Back to the Future or Nostalgia? Heart Failure and Right-Sided Pressures
I will preface this missive with some facts. Summer 2016 will be the 42-year anniversary of my medical school graduation. In the dark ages of my residency, echocardiography was a novelty and could not be ordered by residents unless we predicted a significant finding. In that “backward” environment, I got pretty good at evaluating jugular venous pressures. In fact, when my predictions went awry, my professors brought my misadventures to my attention less than diplomatically. Tachycardia in the resident, not the patient, was the consequence.
Now let’s review some staggering facts about heart failure, examination findings, and novel cardiac evaluation techniques. Worldwide, 26 million people are affected by heart failure.1 In the United States, 1 million people each year are admitted to a hospital with heart failure.1 How about estimating the dollars and cents of this critical heart equation? It has been predicted that costs for heart failure in the United States in 2030 will reach $70 billion!1
What can we do to make things better?
This month’s Top Paper takes what appears to be a promising approach.1 The CHAMPION (CardioMEMS Heart Sensor Allows Monitoring of Pressure to Improve Outcomes in NYHA Class III Heart Failure Patients) trial proposes a new category of monitoring for heart failure patients—a hemodynamic evaluation by a technologic innovation, an implanted pulmonary artery (PA) sensor. Having access to elevated PA pressure values can guide therapy and improve diuresis before patients require admission for worsening heart failure symptoms.
In this study, the patients with heart failure cared for by physicians who were apprised of PA pressure readings required 33% less admissions than did the patients whose physicians who did not have access to the PA sensor values.
But what if the study design were revised to some degree? Would the 33% difference in admission rates be as striking if less-expensive monitoring had been provided, either with a careful jugular examination (by someone good at this technique) or even with a portable echocardiography device? I do not know what an implanted PA sensor costs, but it has to be more costly than an examination or a bedside echo. I am not implying that my examination skills are superior to a PA sensor or an echocardiogram, but in most practice situations, immediate access to technology of this sophistication is not likely.
A cardiologist friend who is as “aged” as I am says that his younger partners laugh at his careful estimation of PA pressure on examination.

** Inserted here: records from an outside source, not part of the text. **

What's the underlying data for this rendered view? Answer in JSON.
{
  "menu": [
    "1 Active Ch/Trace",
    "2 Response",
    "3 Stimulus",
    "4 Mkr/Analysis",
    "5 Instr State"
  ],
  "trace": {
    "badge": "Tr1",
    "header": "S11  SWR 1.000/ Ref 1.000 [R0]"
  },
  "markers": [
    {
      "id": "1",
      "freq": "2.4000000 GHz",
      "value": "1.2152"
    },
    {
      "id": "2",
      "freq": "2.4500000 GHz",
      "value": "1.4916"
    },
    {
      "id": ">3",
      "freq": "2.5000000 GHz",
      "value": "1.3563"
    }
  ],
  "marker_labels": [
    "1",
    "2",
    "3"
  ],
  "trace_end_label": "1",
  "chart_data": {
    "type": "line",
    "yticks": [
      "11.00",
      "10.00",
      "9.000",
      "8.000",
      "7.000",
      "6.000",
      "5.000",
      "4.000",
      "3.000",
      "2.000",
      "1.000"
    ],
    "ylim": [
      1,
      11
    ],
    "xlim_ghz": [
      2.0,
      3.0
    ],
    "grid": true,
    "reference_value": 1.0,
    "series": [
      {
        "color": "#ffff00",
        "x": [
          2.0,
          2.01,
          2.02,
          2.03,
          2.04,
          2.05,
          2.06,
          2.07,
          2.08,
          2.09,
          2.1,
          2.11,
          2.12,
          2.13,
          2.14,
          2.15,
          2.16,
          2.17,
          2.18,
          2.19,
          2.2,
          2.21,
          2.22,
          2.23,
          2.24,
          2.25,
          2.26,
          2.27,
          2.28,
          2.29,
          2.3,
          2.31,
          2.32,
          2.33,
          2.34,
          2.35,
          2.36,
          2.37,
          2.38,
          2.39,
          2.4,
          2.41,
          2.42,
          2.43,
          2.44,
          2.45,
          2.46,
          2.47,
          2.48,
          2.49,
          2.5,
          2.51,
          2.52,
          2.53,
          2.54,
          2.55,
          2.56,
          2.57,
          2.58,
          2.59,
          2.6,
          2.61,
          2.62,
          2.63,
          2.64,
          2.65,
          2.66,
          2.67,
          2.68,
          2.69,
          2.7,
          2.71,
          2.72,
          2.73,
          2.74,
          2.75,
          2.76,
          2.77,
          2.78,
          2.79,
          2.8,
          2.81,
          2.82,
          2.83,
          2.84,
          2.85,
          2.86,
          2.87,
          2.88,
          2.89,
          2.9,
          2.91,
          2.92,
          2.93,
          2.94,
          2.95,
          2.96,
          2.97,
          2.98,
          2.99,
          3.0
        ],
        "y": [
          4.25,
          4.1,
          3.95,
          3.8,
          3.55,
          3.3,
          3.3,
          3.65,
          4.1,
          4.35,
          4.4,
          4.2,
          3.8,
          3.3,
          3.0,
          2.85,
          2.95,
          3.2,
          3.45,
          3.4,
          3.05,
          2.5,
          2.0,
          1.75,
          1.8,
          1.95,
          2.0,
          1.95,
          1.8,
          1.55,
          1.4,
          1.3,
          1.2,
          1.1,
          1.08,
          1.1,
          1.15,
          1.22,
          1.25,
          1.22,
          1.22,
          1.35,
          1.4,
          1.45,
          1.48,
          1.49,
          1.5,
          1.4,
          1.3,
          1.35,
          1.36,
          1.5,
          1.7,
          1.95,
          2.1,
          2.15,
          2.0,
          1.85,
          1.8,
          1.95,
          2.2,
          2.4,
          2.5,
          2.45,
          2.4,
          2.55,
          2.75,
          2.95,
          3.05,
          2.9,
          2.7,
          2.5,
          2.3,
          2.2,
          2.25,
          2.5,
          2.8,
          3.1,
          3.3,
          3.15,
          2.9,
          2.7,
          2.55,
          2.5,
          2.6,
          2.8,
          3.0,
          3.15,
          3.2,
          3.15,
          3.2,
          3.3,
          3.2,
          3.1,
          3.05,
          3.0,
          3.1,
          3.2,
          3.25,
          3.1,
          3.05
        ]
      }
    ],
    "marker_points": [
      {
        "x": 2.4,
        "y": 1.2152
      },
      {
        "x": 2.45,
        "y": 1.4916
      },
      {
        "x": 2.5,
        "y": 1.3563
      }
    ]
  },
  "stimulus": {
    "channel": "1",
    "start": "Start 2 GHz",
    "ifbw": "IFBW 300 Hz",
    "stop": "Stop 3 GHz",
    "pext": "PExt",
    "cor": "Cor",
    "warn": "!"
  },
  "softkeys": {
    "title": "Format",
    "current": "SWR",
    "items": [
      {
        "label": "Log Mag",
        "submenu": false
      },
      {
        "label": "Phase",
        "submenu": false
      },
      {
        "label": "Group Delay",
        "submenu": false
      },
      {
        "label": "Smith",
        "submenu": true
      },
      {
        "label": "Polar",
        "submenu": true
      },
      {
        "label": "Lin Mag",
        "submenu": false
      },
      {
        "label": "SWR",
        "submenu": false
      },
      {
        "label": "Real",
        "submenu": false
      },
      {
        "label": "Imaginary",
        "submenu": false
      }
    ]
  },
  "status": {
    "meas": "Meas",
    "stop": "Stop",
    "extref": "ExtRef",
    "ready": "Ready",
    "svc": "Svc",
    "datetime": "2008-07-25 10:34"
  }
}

Relying on a good examination and using expensive technology are not mutually exclusive categories (I think it was Aristotle who came up with that logic). When a patient has elevated jugular pressure, and there is no access to a PA sensor or portable echo machine, increasing diuretic doses is probably a good idea. Since you and I will probably not have immediate access to PA sensors, we have to use what we have with us.
Gregory W. Rutecki, MD, is a physician at the National Consult Service at the Cleveland Clinic. He is also a member of the Consultant editorial board.
- Abraham WT, Stevenson LW, Bourge RC, Lindenfeld JA, Bauman JG, Adamson PB; CHAMPION Trial Study Group. Sustained efficacy of pulmonary artery pressure to guide adjustment of chronic heart failure therapy: complete follow-up results from the CHAMPION randomised trial. Lancet. 2016;387 (10017):453-461.